In this talk we first look at some of the potential opportunities and emerging challenges for improving the energy-efficiency in clouds, and highlight our research at virtualization, distributed systems and data center levels targeting these opportunities and challenges. We describe an effective distributed resource management approach based on a novel, black-box virtual machine (VM) demand estimation technique, which serves as a key enabler for improving the energy efficiency of virtualized systems via consolidation-driven, dynamic VM placement. We demonstrate that this demand estimation technique is highly-general across virtualization technologies and can very accurately track actual VM demands even under extreme consolidation and resource constraints. With multiple real-system prototypes, we present the dramatic improvements in the performance and agility of energy-aware virtualization management when guided by demand estimation. Next, we briefly look at the increasing cost and complexity of monitoring in the cloud and describe a new approach based on mobile, autonomous robots for reliable, fast and cost-effective monitoring and management in data centers.
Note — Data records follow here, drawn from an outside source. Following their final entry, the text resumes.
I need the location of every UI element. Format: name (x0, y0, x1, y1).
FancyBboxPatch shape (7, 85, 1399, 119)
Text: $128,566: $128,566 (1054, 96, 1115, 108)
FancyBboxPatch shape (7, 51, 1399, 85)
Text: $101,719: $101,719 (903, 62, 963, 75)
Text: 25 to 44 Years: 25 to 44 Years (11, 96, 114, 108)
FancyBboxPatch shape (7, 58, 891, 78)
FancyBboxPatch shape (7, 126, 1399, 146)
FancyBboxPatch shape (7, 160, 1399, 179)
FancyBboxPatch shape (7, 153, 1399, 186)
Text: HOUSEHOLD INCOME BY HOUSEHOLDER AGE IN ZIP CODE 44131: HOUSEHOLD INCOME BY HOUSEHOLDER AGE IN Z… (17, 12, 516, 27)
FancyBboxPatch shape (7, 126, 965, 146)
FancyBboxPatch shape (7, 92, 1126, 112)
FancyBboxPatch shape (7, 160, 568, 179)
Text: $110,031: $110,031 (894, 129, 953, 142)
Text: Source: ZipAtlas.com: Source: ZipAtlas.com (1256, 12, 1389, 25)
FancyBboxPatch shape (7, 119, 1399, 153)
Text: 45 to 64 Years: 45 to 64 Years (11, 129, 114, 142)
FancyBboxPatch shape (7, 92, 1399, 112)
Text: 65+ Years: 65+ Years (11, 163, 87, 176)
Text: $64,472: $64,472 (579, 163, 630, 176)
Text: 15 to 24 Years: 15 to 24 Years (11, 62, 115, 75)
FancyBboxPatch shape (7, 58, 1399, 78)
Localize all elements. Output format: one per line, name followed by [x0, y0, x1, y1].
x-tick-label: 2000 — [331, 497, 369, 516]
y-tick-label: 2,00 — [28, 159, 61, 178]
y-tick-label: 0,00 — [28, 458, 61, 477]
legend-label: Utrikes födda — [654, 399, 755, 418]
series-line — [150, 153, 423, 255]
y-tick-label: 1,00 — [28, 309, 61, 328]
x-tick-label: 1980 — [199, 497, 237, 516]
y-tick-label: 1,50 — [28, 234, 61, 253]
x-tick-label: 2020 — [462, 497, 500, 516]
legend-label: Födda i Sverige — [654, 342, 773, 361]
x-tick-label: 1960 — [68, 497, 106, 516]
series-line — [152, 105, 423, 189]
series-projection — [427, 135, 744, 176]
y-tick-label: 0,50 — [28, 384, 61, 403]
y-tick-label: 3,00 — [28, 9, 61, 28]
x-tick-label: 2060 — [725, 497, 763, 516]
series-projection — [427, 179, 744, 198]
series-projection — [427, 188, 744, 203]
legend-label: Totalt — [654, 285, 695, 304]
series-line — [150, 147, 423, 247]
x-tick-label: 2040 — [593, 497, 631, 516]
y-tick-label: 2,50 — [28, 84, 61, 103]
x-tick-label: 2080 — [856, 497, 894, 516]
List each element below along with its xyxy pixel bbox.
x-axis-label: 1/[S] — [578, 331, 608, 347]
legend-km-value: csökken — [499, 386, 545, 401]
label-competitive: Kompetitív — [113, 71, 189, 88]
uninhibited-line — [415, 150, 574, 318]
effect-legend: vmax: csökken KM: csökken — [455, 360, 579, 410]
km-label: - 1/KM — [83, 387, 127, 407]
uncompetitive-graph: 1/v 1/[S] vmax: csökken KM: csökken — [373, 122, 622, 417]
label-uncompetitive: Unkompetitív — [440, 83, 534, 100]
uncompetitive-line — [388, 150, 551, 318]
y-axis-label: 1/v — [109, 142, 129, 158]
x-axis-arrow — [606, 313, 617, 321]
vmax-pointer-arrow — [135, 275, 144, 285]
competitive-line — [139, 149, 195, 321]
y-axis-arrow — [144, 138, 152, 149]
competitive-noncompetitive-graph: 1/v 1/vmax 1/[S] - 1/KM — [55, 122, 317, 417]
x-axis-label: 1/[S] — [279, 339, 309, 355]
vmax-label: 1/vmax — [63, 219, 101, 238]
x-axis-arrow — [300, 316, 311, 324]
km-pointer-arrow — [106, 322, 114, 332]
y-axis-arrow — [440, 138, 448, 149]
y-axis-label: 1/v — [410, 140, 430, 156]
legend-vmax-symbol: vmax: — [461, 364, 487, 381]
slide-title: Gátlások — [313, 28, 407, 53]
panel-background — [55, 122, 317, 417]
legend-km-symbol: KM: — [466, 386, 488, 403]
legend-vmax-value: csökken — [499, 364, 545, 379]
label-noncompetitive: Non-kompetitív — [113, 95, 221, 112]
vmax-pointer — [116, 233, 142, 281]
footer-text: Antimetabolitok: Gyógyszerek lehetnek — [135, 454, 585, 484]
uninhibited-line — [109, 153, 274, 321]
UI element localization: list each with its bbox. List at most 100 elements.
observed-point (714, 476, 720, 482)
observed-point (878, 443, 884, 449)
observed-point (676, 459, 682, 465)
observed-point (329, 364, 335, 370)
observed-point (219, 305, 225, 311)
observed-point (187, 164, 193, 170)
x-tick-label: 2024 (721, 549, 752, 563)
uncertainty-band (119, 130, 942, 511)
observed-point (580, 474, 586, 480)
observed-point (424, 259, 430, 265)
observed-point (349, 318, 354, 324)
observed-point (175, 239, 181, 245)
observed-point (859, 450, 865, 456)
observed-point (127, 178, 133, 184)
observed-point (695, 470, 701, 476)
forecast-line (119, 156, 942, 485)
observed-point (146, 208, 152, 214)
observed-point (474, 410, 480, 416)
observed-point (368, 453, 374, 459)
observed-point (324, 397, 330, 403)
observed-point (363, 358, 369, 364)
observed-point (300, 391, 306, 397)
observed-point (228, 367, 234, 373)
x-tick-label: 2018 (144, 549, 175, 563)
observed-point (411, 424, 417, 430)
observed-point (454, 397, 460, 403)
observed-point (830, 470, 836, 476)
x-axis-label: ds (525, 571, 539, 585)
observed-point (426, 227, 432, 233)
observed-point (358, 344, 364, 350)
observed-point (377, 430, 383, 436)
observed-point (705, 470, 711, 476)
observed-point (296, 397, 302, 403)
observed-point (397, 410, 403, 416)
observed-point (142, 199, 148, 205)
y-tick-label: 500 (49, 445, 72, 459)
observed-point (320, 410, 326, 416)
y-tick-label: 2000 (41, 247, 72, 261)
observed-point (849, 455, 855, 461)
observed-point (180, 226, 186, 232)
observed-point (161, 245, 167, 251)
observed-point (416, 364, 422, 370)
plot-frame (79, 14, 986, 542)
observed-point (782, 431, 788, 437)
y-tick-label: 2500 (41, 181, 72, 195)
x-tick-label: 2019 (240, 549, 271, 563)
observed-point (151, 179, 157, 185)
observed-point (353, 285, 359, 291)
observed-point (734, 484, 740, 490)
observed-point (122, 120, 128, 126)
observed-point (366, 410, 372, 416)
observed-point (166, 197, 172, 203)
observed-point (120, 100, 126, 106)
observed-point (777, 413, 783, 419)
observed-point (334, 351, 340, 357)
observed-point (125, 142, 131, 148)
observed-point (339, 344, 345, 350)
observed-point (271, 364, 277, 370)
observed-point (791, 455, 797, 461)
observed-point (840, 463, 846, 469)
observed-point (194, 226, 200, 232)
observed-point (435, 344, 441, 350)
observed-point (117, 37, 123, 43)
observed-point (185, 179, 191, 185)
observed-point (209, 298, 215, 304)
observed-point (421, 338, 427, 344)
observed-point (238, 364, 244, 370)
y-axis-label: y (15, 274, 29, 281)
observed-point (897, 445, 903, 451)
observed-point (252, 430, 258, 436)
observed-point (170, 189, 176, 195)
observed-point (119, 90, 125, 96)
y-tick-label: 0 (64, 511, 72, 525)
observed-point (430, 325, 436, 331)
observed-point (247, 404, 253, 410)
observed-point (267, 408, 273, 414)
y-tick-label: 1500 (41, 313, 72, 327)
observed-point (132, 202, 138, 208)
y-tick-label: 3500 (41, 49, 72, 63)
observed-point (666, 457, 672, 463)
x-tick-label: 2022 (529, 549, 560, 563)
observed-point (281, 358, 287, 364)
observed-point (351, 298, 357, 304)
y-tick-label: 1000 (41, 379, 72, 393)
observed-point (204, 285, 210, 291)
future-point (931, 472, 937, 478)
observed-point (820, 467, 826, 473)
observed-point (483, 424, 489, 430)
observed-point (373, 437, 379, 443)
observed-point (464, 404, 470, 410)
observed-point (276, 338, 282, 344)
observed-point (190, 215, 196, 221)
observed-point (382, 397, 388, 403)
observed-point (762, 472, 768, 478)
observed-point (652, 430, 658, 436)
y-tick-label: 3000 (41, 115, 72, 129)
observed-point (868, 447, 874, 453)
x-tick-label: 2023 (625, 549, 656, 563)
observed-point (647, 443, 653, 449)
We demonstrate the operation principles of actual robot prototypes that are deployed in various live data centers, and discuss their applications to predictive and diagnostic analytics for energy, thermal and asset management.

Bio:
Canturk Isci is a Research Staff Member in IBM TJ Watson Research Center. His research interests include virtualization, data center energy and thermal management, microarchitectural and system-level techniques for energy-efficient and adaptive computing. Prior to joining IBM Research, Canturk was a Senior Member of Technical Staff at VMware, where we he worked on distributed resource and power management, performance and scalability of virtualized systems. He is the recipient of a best paper award in ICAC 2011, best research poster in VMworld 2008 and academic fellowships from British Council, Princeton and Bilkent University. He serves as the industry chair in IEEE Computer Society, Special Technical Community on Sustainable Computing. Canturk has a B.S. in Electrical Engineering from Bilkent University, an M.Sc. with Distinction in VLSI System Design from University of Westminster, and a Ph.D. in Electrical Engineering from Princeton University.